Le 11 juillet, la marque de luxe Jimmy Choo a ouvert les portes (éphémères) de son café : le Choo Café. Un espace rose bonbon niché en plein cœur de Harrods, où la déco comme la nourriture, sont directement inspirées de la nouvelle ligne de sac à main du créateur.
Un mois plus tôt, c’est la maison Louis Vuitton qui célébrait l’ouverture de son premier restaurant gastronomique français (après la création de ceux d’Osaka et Tokyo). Aux manettes de ce restaurant de luxe ? Mory Sacko, un ancien candidat de Top Chef.
En parallèle, à la Fashion Week de Paris, on a pu voir débarquer une robe 3D signée par Iris van Herpen pour la marque… Magnum. En moins fancy, Pokawa et Deliveroo ont collaboré pour lancer une chemise aux couleurs estivales, directement inspirée de l’univers des deux marques.
Serait-on en train d’assister à un épisode de “on a échangé nos mamans” version business ? Pourquoi brouiller ainsi les frontières entre mode et gastronomie ? Quel(s) intérêt(s) les marques y trouvent-elles ? Doit-on s’attendre à voir tous nos restaurants préférés lancer des collections de mode et à manger dans nos enseignes de mode préférées ? On a tenté de decriiipté tout ça.

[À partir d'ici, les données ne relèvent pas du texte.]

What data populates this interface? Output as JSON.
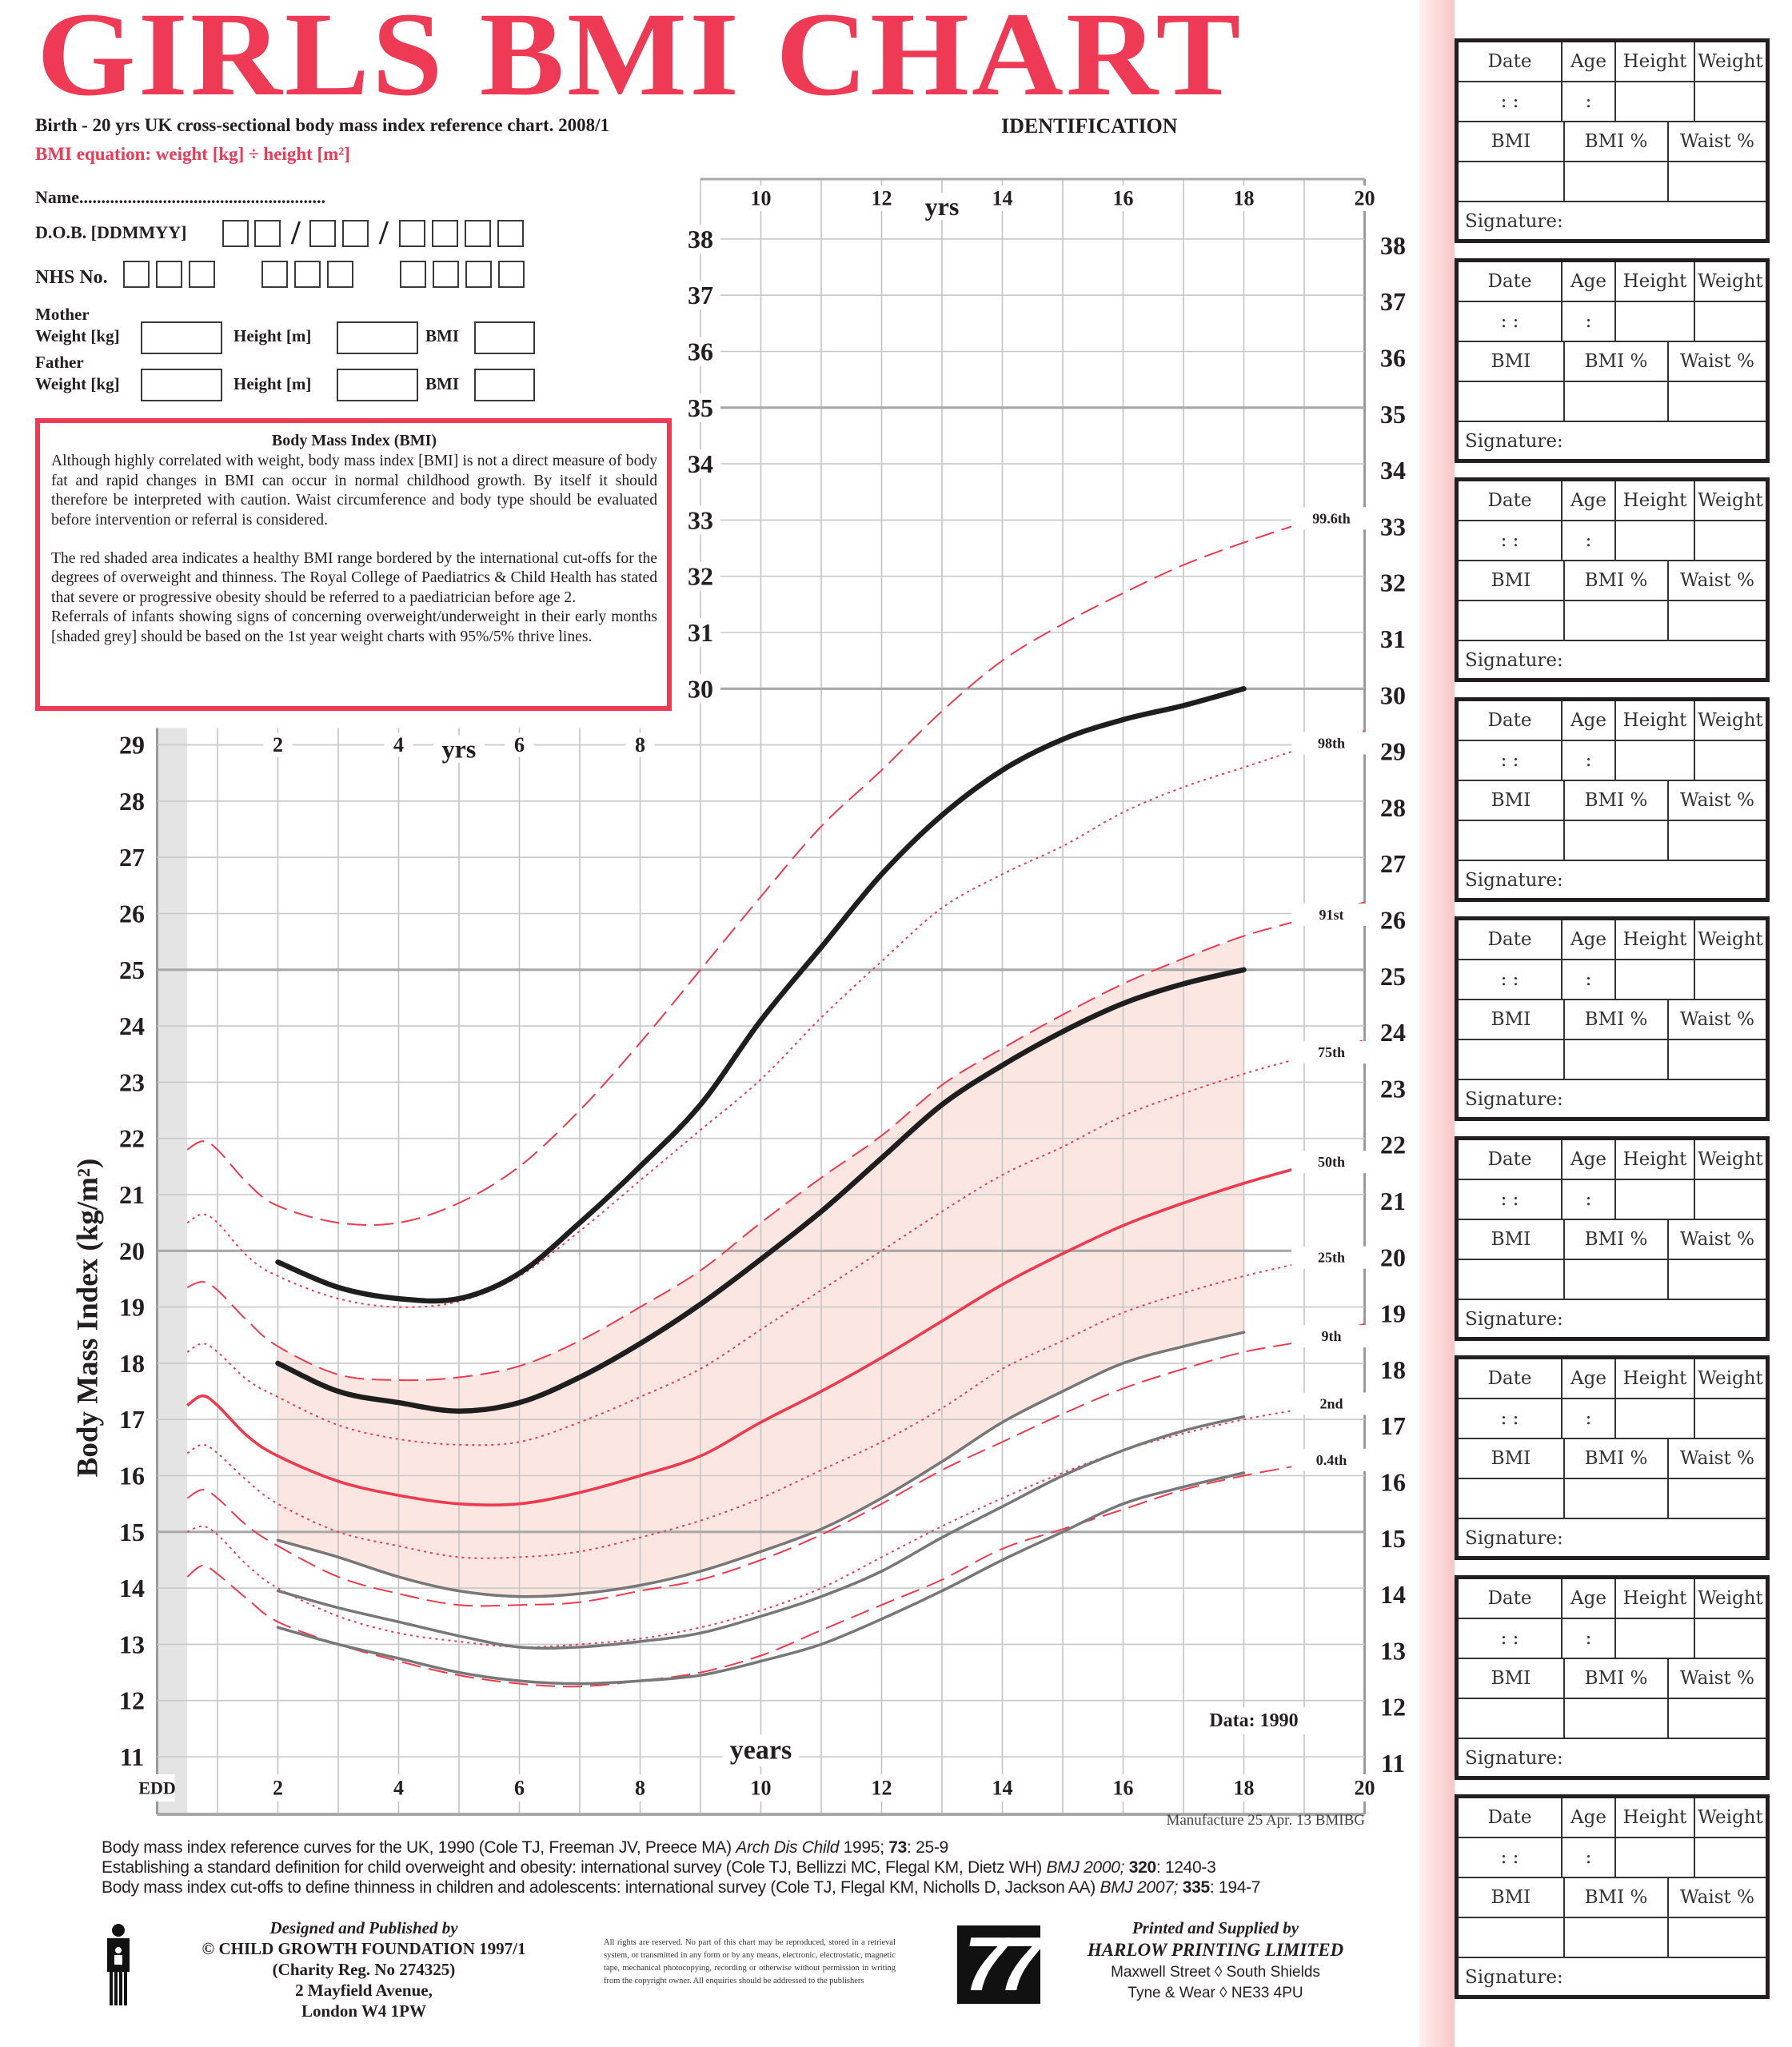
{
  "header": {
    "title": "GIRLS BMI CHART",
    "subtitle": "Birth - 20 yrs UK cross-sectional body mass index reference chart.  2008/1",
    "equation": "BMI equation: weight [kg] ÷ height [m²]",
    "identification": "IDENTIFICATION"
  },
  "form": {
    "name_label": "Name",
    "name_dots": "........................................................",
    "dob_label": "D.O.B. [DDMMYY]",
    "dob_separator": "/",
    "nhs_label": "NHS No.",
    "mother_label": "Mother",
    "father_label": "Father",
    "weight_label": "Weight [kg]",
    "height_label": "Height [m]",
    "bmi_label": "BMI"
  },
  "info_box": {
    "heading": "Body Mass Index (BMI)",
    "paragraph1": "Although highly correlated with weight, body mass index [BMI] is not a direct measure of body fat and rapid changes in BMI can occur in normal childhood growth. By itself it should therefore be interpreted with caution. Waist circumference and body type should be evaluated before intervention or referral is considered.",
    "paragraph2": "The red shaded area indicates a healthy BMI range bordered by the international cut-offs for the degrees of overweight and thinness. The Royal College of Paediatrics & Child Health has stated that severe or progressive obesity should be referred to a paediatrician before age 2.",
    "paragraph3": "Referrals of infants showing signs of concerning overweight/underweight in their early months [shaded grey] should be based on the 1st year weight charts with 95%/5% thrive lines."
  },
  "records": [
    {
      "date_label": "Date",
      "age_label": "Age",
      "height_label": "Height",
      "weight_label": "Weight",
      "date_mark": ":     :",
      "age_mark": ":",
      "bmi_label": "BMI",
      "bmi_pct_label": "BMI %",
      "waist_pct_label": "Waist %",
      "signature_label": "Signature:"
    },
    {
      "date_label": "Date",
      "age_label": "Age",
      "height_label": "Height",
      "weight_label": "Weight",
      "date_mark": ":     :",
      "age_mark": ":",
      "bmi_label": "BMI",
      "bmi_pct_label": "BMI %",
      "waist_pct_label": "Waist %",
      "signature_label": "Signature:"
    },
    {
      "date_label": "Date",
      "age_label": "Age",
      "height_label": "Height",
      "weight_label": "Weight",
      "date_mark": ":     :",
      "age_mark": ":",
      "bmi_label": "BMI",
      "bmi_pct_label": "BMI %",
      "waist_pct_label": "Waist %",
      "signature_label": "Signature:"
    },
    {
      "date_label": "Date",
      "age_label": "Age",
      "height_label": "Height",
      "weight_label": "Weight",
      "date_mark": ":     :",
      "age_mark": ":",
      "bmi_label": "BMI",
      "bmi_pct_label": "BMI %",
      "waist_pct_label": "Waist %",
      "signature_label": "Signature:"
    },
    {
      "date_label": "Date",
      "age_label": "Age",
      "height_label": "Height",
      "weight_label": "Weight",
      "date_mark": ":     :",
      "age_mark": ":",
      "bmi_label": "BMI",
      "bmi_pct_label": "BMI %",
      "waist_pct_label": "Waist %",
      "signature_label": "Signature:"
    },
    {
      "date_label": "Date",
      "age_label": "Age",
      "height_label": "Height",
      "weight_label": "Weight",
      "date_mark": ":     :",
      "age_mark": ":",
      "bmi_label": "BMI",
      "bmi_pct_label": "BMI %",
      "waist_pct_label": "Waist %",
      "signature_label": "Signature:"
    },
    {
      "date_label": "Date",
      "age_label": "Age",
      "height_label": "Height",
      "weight_label": "Weight",
      "date_mark": ":     :",
      "age_mark": ":",
      "bmi_label": "BMI",
      "bmi_pct_label": "BMI %",
      "waist_pct_label": "Waist %",
      "signature_label": "Signature:"
    },
    {
      "date_label": "Date",
      "age_label": "Age",
      "height_label": "Height",
      "weight_label": "Weight",
      "date_mark": ":     :",
      "age_mark": ":",
      "bmi_label": "BMI",
      "bmi_pct_label": "BMI %",
      "waist_pct_label": "Waist %",
      "signature_label": "Signature:"
    },
    {
      "date_label": "Date",
      "age_label": "Age",
      "height_label": "Height",
      "weight_label": "Weight",
      "date_mark": ":     :",
      "age_mark": ":",
      "bmi_label": "BMI",
      "bmi_pct_label": "BMI %",
      "waist_pct_label": "Waist %",
      "signature_label": "Signature:"
    }
  ],
  "chart_data": {
    "type": "line",
    "ylabel": "Body Mass Index (kg/m²)",
    "xlabel": "years",
    "x_unit_short": "yrs",
    "xlim": [
      0,
      20
    ],
    "ylim": [
      11,
      38
    ],
    "grid": true,
    "annotation": "Data: 1990",
    "x_ticks_bottom": [
      "EDD",
      "2",
      "4",
      "6",
      "8",
      "10",
      "12",
      "14",
      "16",
      "18",
      "20"
    ],
    "x_ticks_top": [
      "10",
      "12",
      "14",
      "16",
      "18",
      "20"
    ],
    "x_ticks_mid": [
      "2",
      "4",
      "6",
      "8"
    ],
    "y_ticks_left": [
      "11",
      "12",
      "13",
      "14",
      "15",
      "16",
      "17",
      "18",
      "19",
      "20",
      "21",
      "22",
      "23",
      "24",
      "25",
      "26",
      "27",
      "28",
      "29"
    ],
    "y_ticks_left_upper": [
      "30",
      "31",
      "32",
      "33",
      "34",
      "35",
      "36",
      "37",
      "38"
    ],
    "y_ticks_right": [
      "11",
      "12",
      "13",
      "14",
      "15",
      "16",
      "17",
      "18",
      "19",
      "20",
      "21",
      "22",
      "23",
      "24",
      "25",
      "26",
      "27",
      "28",
      "29",
      "30",
      "31",
      "32",
      "33",
      "34",
      "35",
      "36",
      "37",
      "38"
    ],
    "colors": {
      "centile": "#ee3a4f",
      "cutoff_upper": "#1e1e1e",
      "cutoff_lower": "#777777",
      "healthy_shade": "#fbe6e2",
      "infant_shade": "#e4e4e4",
      "title": "#ee3a55"
    },
    "x": [
      0.5,
      0.75,
      1,
      1.5,
      2,
      3,
      4,
      5,
      6,
      7,
      8,
      9,
      10,
      11,
      12,
      13,
      14,
      15,
      16,
      17,
      18,
      19,
      20
    ],
    "series": [
      {
        "name": "99.6th",
        "style": "dashed",
        "values": [
          21.8,
          21.95,
          21.8,
          21.2,
          20.8,
          20.5,
          20.5,
          20.85,
          21.5,
          22.5,
          23.7,
          25.0,
          26.3,
          27.55,
          28.55,
          29.6,
          30.5,
          31.15,
          31.7,
          32.2,
          32.6,
          32.95,
          33.2
        ]
      },
      {
        "name": "98th",
        "style": "dotted",
        "values": [
          20.5,
          20.65,
          20.5,
          19.9,
          19.55,
          19.15,
          19.0,
          19.1,
          19.55,
          20.35,
          21.25,
          22.15,
          23.05,
          24.15,
          25.15,
          26.1,
          26.7,
          27.2,
          27.8,
          28.25,
          28.6,
          28.95,
          29.25
        ]
      },
      {
        "name": "91st",
        "style": "dashed",
        "values": [
          19.35,
          19.45,
          19.3,
          18.75,
          18.3,
          17.8,
          17.7,
          17.75,
          17.95,
          18.4,
          19.0,
          19.65,
          20.5,
          21.3,
          22.05,
          22.95,
          23.6,
          24.2,
          24.75,
          25.2,
          25.6,
          25.9,
          26.2
        ]
      },
      {
        "name": "75th",
        "style": "dotted",
        "values": [
          18.2,
          18.35,
          18.2,
          17.7,
          17.4,
          16.9,
          16.65,
          16.55,
          16.6,
          16.95,
          17.4,
          17.9,
          18.6,
          19.3,
          20.0,
          20.7,
          21.35,
          21.85,
          22.4,
          22.8,
          23.15,
          23.45,
          23.75
        ]
      },
      {
        "name": "50th",
        "style": "solid",
        "values": [
          17.25,
          17.42,
          17.25,
          16.7,
          16.35,
          15.9,
          15.65,
          15.5,
          15.5,
          15.7,
          16.0,
          16.35,
          16.95,
          17.5,
          18.1,
          18.75,
          19.4,
          19.95,
          20.45,
          20.85,
          21.2,
          21.5,
          21.75
        ]
      },
      {
        "name": "25th",
        "style": "dotted",
        "values": [
          16.4,
          16.55,
          16.4,
          15.9,
          15.5,
          15.0,
          14.75,
          14.55,
          14.55,
          14.65,
          14.9,
          15.2,
          15.6,
          16.1,
          16.6,
          17.2,
          17.9,
          18.4,
          18.9,
          19.25,
          19.55,
          19.8,
          20.05
        ]
      },
      {
        "name": "9th",
        "style": "dashed",
        "values": [
          15.6,
          15.75,
          15.6,
          15.1,
          14.75,
          14.2,
          13.9,
          13.7,
          13.7,
          13.75,
          13.95,
          14.15,
          14.5,
          14.95,
          15.5,
          16.1,
          16.6,
          17.1,
          17.55,
          17.9,
          18.2,
          18.4,
          18.7
        ]
      },
      {
        "name": "2nd",
        "style": "dotted",
        "values": [
          15.0,
          15.1,
          14.95,
          14.4,
          14.0,
          13.5,
          13.2,
          13.05,
          12.95,
          13.0,
          13.1,
          13.3,
          13.6,
          14.0,
          14.55,
          15.1,
          15.6,
          16.05,
          16.45,
          16.75,
          17.0,
          17.2,
          17.45
        ]
      },
      {
        "name": "0.4th",
        "style": "dashed",
        "values": [
          14.2,
          14.4,
          14.25,
          13.8,
          13.4,
          13.0,
          12.7,
          12.45,
          12.3,
          12.25,
          12.35,
          12.5,
          12.8,
          13.25,
          13.7,
          14.15,
          14.7,
          15.05,
          15.4,
          15.75,
          16.0,
          16.2,
          16.4
        ]
      }
    ],
    "cutoffs_x": [
      2,
      3,
      4,
      5,
      6,
      7,
      8,
      9,
      10,
      11,
      12,
      13,
      14,
      15,
      16,
      17,
      18
    ],
    "cutoffs": [
      {
        "style": "solid-black",
        "values": [
          19.8,
          19.35,
          19.15,
          19.15,
          19.6,
          20.5,
          21.5,
          22.6,
          24.1,
          25.4,
          26.7,
          27.75,
          28.55,
          29.1,
          29.45,
          29.7,
          30.0
        ]
      },
      {
        "style": "solid-black",
        "values": [
          18.0,
          17.5,
          17.3,
          17.15,
          17.3,
          17.75,
          18.35,
          19.05,
          19.85,
          20.7,
          21.65,
          22.6,
          23.3,
          23.9,
          24.4,
          24.75,
          25.0
        ]
      },
      {
        "style": "solid-grey",
        "values": [
          14.85,
          14.55,
          14.2,
          13.95,
          13.85,
          13.9,
          14.05,
          14.3,
          14.65,
          15.05,
          15.6,
          16.25,
          16.95,
          17.5,
          18.0,
          18.3,
          18.55
        ]
      },
      {
        "style": "solid-grey",
        "values": [
          13.95,
          13.65,
          13.4,
          13.15,
          12.95,
          12.95,
          13.05,
          13.2,
          13.5,
          13.85,
          14.3,
          14.9,
          15.45,
          16.0,
          16.45,
          16.8,
          17.05
        ]
      },
      {
        "style": "solid-grey",
        "values": [
          13.3,
          13.0,
          12.75,
          12.5,
          12.35,
          12.3,
          12.35,
          12.45,
          12.7,
          13.0,
          13.45,
          13.95,
          14.5,
          15.0,
          15.5,
          15.8,
          16.05
        ]
      }
    ],
    "healthy_shade_between": [
      "91st",
      "cutoff 3"
    ]
  },
  "footer": {
    "manufacture": "Manufacture 25   Apr. 13     BMIBG",
    "references": [
      {
        "text": "Body mass index reference curves for the UK, 1990 (Cole TJ, Freeman JV, Preece MA) ",
        "journal": "Arch Dis Child",
        "year": " 1995; ",
        "volume": "73",
        "pages": ": 25-9"
      },
      {
        "text": "Establishing a standard definition for child overweight and obesity: international survey (Cole TJ, Bellizzi MC, Flegal KM, Dietz WH) ",
        "journal": "BMJ 2000;",
        "year": " ",
        "volume": "320",
        "pages": ": 1240-3"
      },
      {
        "text": "Body mass index cut-offs to define thinness in children and adolescents: international survey (Cole TJ, Flegal KM, Nicholls D, Jackson AA) ",
        "journal": "BMJ 2007;",
        "year": " ",
        "volume": "335",
        "pages": ": 194-7"
      }
    ],
    "publisher": {
      "heading": "Designed and Published by",
      "line1": "© CHILD GROWTH FOUNDATION 1997/1",
      "line2": "(Charity Reg. No 274325)",
      "line3": "2 Mayfield Avenue,",
      "line4": "London W4 1PW"
    },
    "rights": "All rights are reserved. No part of this chart may be reproduced, stored in a retrieval system, or transmitted in any form or by any means, electronic, electrostatic, magnetic tape, mechanical photocopying, recording or otherwise without permission in writing from the copyright owner. All enquiries should be addressed to the publishers",
    "printer": {
      "heading": "Printed and Supplied by",
      "name": "HARLOW PRINTING LIMITED",
      "address1": "Maxwell Street ◊ South Shields",
      "address2": "Tyne & Wear ◊ NE33 4PU",
      "logo_text": "77"
    }
  }
}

Une pratique tout sauf nouvelle pour les marques fashion
Première chose à savoir : ce n’est pas la première fois que des marques de mode se lancent dans la gastronomie. Cette pratique est déjà monnaie courante dans un certain nombre de pays. En 2015 vous pouviez déjà flâner au Gucci café à Shangaï, au Café Thomas de Burberry à Londres ou encore au Ralph’s Coffee, situé au dernier étage du magasin Ralph Lauren de la célèbre 5th avenue. Quant à Armani, il y a 7 ans : c’était déjà 13 restaurants et autres bistrots-café que la marque comptait autour du monde. C’est d’ailleurs au couturier que l’on doit le tout premier food-store luxe au monde. C’était en 1998 et ça se passait, à Paris, capitale mondiale de la gastronomie. Le couturier expliquait alors :
« J’ai toujours voulu que la marque Armani devienne une expression de style de vie, de simplicité sophistiquée comme signe d’élégance dans tous les domaines, et la nourriture qui est l’un des éléments les plus importants de la vie quotidienne ne pouvait pas manquer. »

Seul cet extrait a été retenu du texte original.